Paul Bradly is a Data Mining Engineer at digiMine, Inc. His focus is on the integration and architecture of data mining services. He received his Ph.D. from the University of Wisconsin in 1998 on the topic of mathematical programming and data mining. Prior to joining digiMine, he was a researcher in the Data Management, Exploration and Mining Group at Microsoft Research. Research interests include classification and clustering algorithms; underlying mathematical programming formulations; and issues related to scalability. While at Microsoft Research, he worked on data mining components shipping with SQL Server and Commerce Server.
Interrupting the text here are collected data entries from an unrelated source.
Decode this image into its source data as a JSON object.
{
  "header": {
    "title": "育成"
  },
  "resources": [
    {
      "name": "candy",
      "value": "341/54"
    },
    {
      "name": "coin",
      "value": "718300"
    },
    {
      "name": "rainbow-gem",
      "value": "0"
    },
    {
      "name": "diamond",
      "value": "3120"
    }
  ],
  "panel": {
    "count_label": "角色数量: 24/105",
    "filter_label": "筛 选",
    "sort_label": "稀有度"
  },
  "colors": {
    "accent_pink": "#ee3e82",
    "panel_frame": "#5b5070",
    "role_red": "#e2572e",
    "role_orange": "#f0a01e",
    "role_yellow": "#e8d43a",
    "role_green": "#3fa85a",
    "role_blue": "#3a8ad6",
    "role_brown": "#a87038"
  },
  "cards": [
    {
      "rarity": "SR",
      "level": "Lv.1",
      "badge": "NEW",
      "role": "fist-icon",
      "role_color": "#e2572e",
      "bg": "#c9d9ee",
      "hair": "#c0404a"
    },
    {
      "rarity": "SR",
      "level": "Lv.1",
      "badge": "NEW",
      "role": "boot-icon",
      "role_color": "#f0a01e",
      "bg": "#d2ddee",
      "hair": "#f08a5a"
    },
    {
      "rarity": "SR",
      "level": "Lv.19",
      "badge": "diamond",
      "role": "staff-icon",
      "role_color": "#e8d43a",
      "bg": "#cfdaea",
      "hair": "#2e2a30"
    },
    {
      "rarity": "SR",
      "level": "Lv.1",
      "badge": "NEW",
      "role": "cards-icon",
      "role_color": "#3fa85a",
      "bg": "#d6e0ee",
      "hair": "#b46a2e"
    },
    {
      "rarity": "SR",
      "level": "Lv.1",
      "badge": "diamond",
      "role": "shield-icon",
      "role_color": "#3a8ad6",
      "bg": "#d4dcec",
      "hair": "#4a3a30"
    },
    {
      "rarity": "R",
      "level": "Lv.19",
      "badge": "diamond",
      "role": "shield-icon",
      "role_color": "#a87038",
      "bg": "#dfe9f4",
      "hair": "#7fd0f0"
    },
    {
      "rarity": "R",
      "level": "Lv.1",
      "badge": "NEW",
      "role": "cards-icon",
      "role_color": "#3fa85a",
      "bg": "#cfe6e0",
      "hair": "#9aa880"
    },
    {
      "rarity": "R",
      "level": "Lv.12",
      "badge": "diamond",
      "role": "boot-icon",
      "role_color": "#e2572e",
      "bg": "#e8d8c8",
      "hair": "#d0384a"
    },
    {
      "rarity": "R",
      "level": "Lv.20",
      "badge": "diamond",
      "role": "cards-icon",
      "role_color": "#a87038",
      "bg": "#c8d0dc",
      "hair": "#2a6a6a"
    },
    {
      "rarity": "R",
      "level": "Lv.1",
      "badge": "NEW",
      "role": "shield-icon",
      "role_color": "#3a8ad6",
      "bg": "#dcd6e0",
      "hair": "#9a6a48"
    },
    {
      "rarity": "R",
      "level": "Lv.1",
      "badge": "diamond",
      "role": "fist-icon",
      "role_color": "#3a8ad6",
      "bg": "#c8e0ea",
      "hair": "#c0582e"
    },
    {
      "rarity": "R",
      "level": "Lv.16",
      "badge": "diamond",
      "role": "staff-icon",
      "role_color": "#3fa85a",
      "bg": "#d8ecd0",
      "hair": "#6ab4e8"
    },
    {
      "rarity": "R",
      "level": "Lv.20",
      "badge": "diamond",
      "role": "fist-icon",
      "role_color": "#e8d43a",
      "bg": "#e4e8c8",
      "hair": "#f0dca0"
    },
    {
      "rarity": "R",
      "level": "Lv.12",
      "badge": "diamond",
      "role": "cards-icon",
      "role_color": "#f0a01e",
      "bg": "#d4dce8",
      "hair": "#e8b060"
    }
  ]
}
Sunita Sarawagi is assistant professor at the Indian Institute of Technology, Bombay. She received her Ph.D degree in 1996 from the University of California at Berkeley and was a research stagg member with the data mining group of IBM Almaden Research Center before joining IIT Bombay in 1999. Her research interests include database mining, OLAP and extended relational database systems. She has several publications in international conferences including a best paper award at the 1998 ACM SIGMOD conference. She has served as program committee member for SIGMOD, VLDB, and ICDE conferences and is an associate editor of the ACM SIGKDD newsletter and IEEE Data Engineering Bulletin.
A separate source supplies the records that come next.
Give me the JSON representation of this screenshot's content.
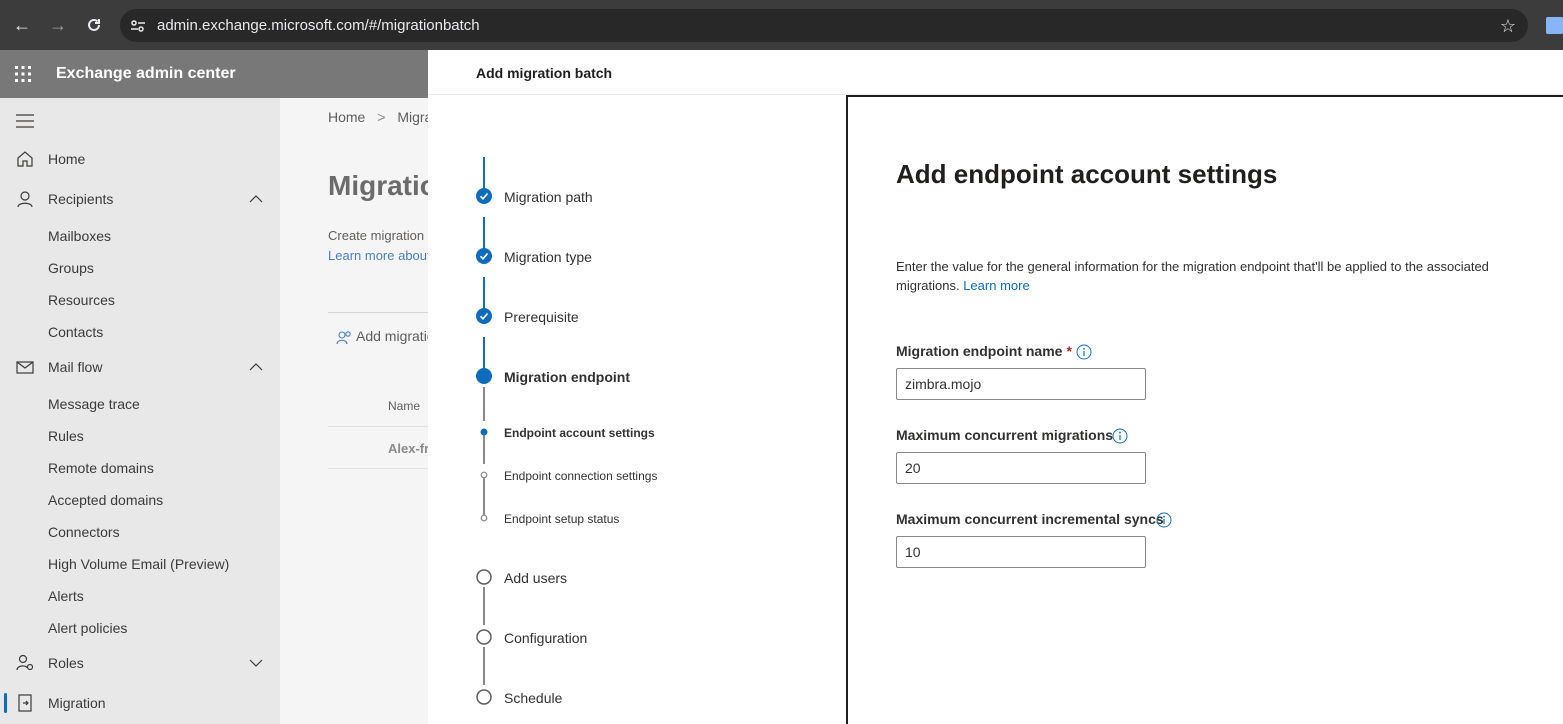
{
  "browser": {
    "url": "admin.exchange.microsoft.com/#/migrationbatch"
  },
  "app": {
    "title": "Exchange admin center"
  },
  "sidebar": {
    "items": [
      {
        "label": "Home",
        "icon": "home-icon"
      },
      {
        "label": "Recipients",
        "icon": "person-icon",
        "expanded": true
      },
      {
        "label": "Mail flow",
        "icon": "mail-icon",
        "expanded": true
      },
      {
        "label": "Roles",
        "icon": "roles-icon",
        "expanded": false
      },
      {
        "label": "Migration",
        "icon": "migration-icon",
        "active": true
      }
    ],
    "recipients_sub": [
      "Mailboxes",
      "Groups",
      "Resources",
      "Contacts"
    ],
    "mailflow_sub": [
      "Message trace",
      "Rules",
      "Remote domains",
      "Accepted domains",
      "Connectors",
      "High Volume Email (Preview)",
      "Alerts",
      "Alert policies"
    ]
  },
  "background": {
    "breadcrumb_home": "Home",
    "breadcrumb_sep": ">",
    "breadcrumb_current": "Migration",
    "title": "Migration",
    "desc": "Create migration",
    "link": "Learn more about",
    "cmd": "Add migration",
    "col_name": "Name",
    "row_name": "Alex-from"
  },
  "panel": {
    "title": "Add migration batch",
    "steps": [
      {
        "label": "Migration path",
        "state": "done"
      },
      {
        "label": "Migration type",
        "state": "done"
      },
      {
        "label": "Prerequisite",
        "state": "done"
      },
      {
        "label": "Migration endpoint",
        "state": "current"
      },
      {
        "label": "Endpoint account settings",
        "state": "sub-current"
      },
      {
        "label": "Endpoint connection settings",
        "state": "sub-pending"
      },
      {
        "label": "Endpoint setup status",
        "state": "sub-pending"
      },
      {
        "label": "Add users",
        "state": "pending"
      },
      {
        "label": "Configuration",
        "state": "pending"
      },
      {
        "label": "Schedule",
        "state": "pending"
      }
    ]
  },
  "content": {
    "title": "Add endpoint account settings",
    "desc": "Enter the value for the general information for the migration endpoint that'll be applied to the associated migrations.",
    "learn_more": "Learn more",
    "fields": [
      {
        "label": "Migration endpoint name",
        "required_mark": "*",
        "value": "zimbra.mojo"
      },
      {
        "label": "Maximum concurrent migrations",
        "value": "20"
      },
      {
        "label": "Maximum concurrent incremental syncs",
        "value": "10"
      }
    ]
  },
  "colors": {
    "accent": "#0f6cbd",
    "header": "#787878",
    "sidebar": "#e8e8e8"
  }
}
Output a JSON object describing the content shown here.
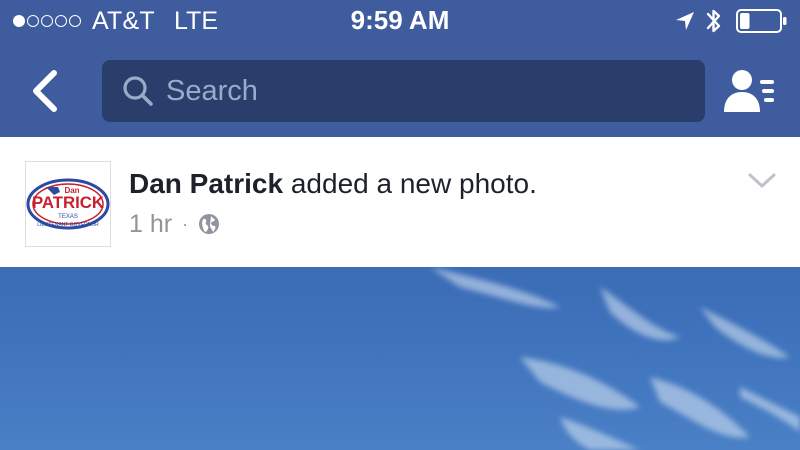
{
  "status_bar": {
    "signal_bars_total": 5,
    "signal_bars_filled": 1,
    "carrier": "AT&T",
    "network": "LTE",
    "time": "9:59 AM",
    "battery_level": 0.25
  },
  "nav": {
    "back_icon": "chevron-left-icon",
    "search_icon": "search-icon",
    "search_placeholder": "Search",
    "friends_icon": "friend-requests-icon"
  },
  "post": {
    "author": "Dan Patrick",
    "action": " added a new photo.",
    "timestamp": "1 hr",
    "separator": "·",
    "privacy_icon": "globe-icon",
    "menu_icon": "chevron-down-icon",
    "avatar": {
      "logo_top": "Dan",
      "logo_name": "PATRICK",
      "logo_state": "TEXAS",
      "logo_office": "LIEUTENANT GOVERNOR"
    }
  },
  "colors": {
    "header_bg": "#3f5c9e",
    "search_bg": "#293e6b",
    "card_bg": "#ffffff",
    "author_text": "#1d2129",
    "meta_text": "#90949c",
    "sky": "#3f73bc"
  }
}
Kyoseok Shim is currently an Assistant Professor at Korea Advanced Institute of Science and Technology (KAIST) in Korea. Before joining KAIST, he was a member of technical staff (MTS) in Bell Laboratories in which he initiated and worked for the Serendip data mining project with Rajeev Rastogi. Before that, he was a research staff member of Quest Data Mining project at IBM Almaden Research Center. He also worked as a summer intern for two summers at Hewlett Packard Laboratories. He received B.S degree in Electrical Engineering from Seoul National University in 1986, and the MS and Ph.D. degrees in Computer Science from University of Maryland, College Park, in 1988 and 1993 respectively. He has been working in the area of data mining, data warehousing, query processing and query optimization, XML, and semi-structured data. He has been an Advisory Committee Member for ACM SIGKDD. He has also served as a program committee member on international conferences that include ICDE’97, KDD’98, SIGMOD’99, SIGKDD’99, VLDB’00 and SIGKDD’01. He did a data mining tutorial at CIKIM’99, ICDE’99, and SIGKDD’99 conferences. He was co-chair of the 1999 ACM SIGMOD Workshop on Research Issues in Data Mining and Knowledge Discovery.